For example, the image in this post is only going to be popular with viewers who know about Putnam’s Twin Earth thought experiment, except in cases where XYZ is a synonym for something other than Twin Water (maybe Pokemon fans will pick it up, or someone will make a memepage called ‘XYZ are the best letters and A - W are the worst’).
Post-ironic memes are great because they are meaningful. Meaningful memes bring us closer to the dream of the timeless meme, just like early comics artists who aspired towards serious literature with an ostensibly unserious medium.
Selected Comments
Tigran Dojyaan: What do you think about the troubling trend of each era of memes becoming shorter as creators try to outrun the normie plague by smothering more layers of irony onto their work? The lifetime of pre-ironic memes could span years, even a generation for some of the early ones. Now we have memes being spawned and burnt out in under two weeks. The post-ironic revolution was incredibly powerful but reddit is learning to traverse the pitfalls of irony faster than we can create them. What do you think this means for the future of exclusivity and freshness in memetic culture?
The Philosopher’s Meme: I think that the idea of what an ‘individual meme’ is has to change from intuitively recognisable units (e.g. a character like Pepe or a catchphrase) to accommodate for more than one level of memetic organisation. Think of it as memetic conservation; we need memetic biodiversity.
This is speculative, but I think a focus on the function rather than the associated symbolisms/iconography of the memes will lead us in the right direction. I think folkmemetic understandings of what a meme is has been changing in exactly this way, thanks to post-ironic memes. Some signs of post-irony are: a return to the classics; rejecting the idea that old memes are necessarily dead; lengthy narratives and rich lores; hybridity; widespread use of memes for specific, personal communication; the celebration of forced memes.

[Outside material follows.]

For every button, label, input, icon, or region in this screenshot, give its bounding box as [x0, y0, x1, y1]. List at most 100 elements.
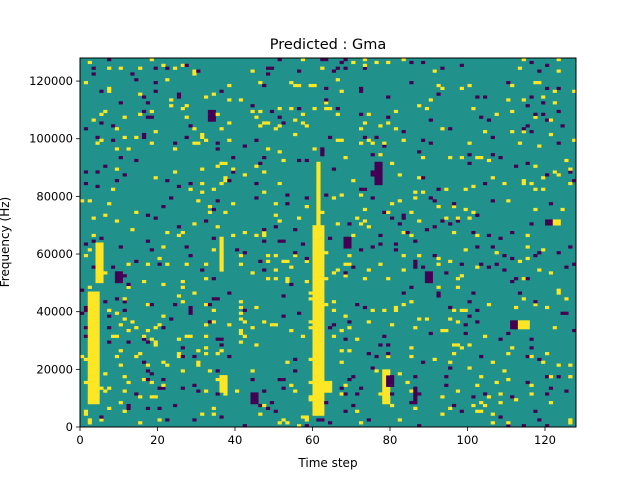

The answer isn’t to make memes harder to get for normies. The answer is to raise the memetic literacy so there are no normies left. We have to get to the Post-Normie Era.
Tigran Dojyaan: Those are astonishing ideals and I’m deeply intrigued by them. The current state of our culture is exclusive to foster an inclusivity for those who never had it, the dejected outcasts and mentally infirm we now identify as robots. You’re right about the purpose and structure of memes changing with post-irony. Doge-potion is an excellent example of reviving old memes and challenging the “old guard” mentality of the current meme culture. To see the rigidity of memetics gone would at least be an interesting experiment and might make this culture a much healthier one. However, the problem is extending literacy to normies. I’ve been trying to do this my whole life and it usually amounts to failure. I’ve tried exposing close family members and while they may understand the culture, they are unable to integrate or partake in it properly. With people outside the family it becomes nearly impossible to safely expose even the most open-minded and empathetic normie to our culture. The reason why is because this culture is founded on the experiences of robots and the underlying social repression and mental ailments that are not only deeply ingrained in, but integral to robot culture and, by extension, meme culture. How do we bring meme literacy to individuals, let alone the masses? This is the challenge we face when attempting to bring about the reforms you propose.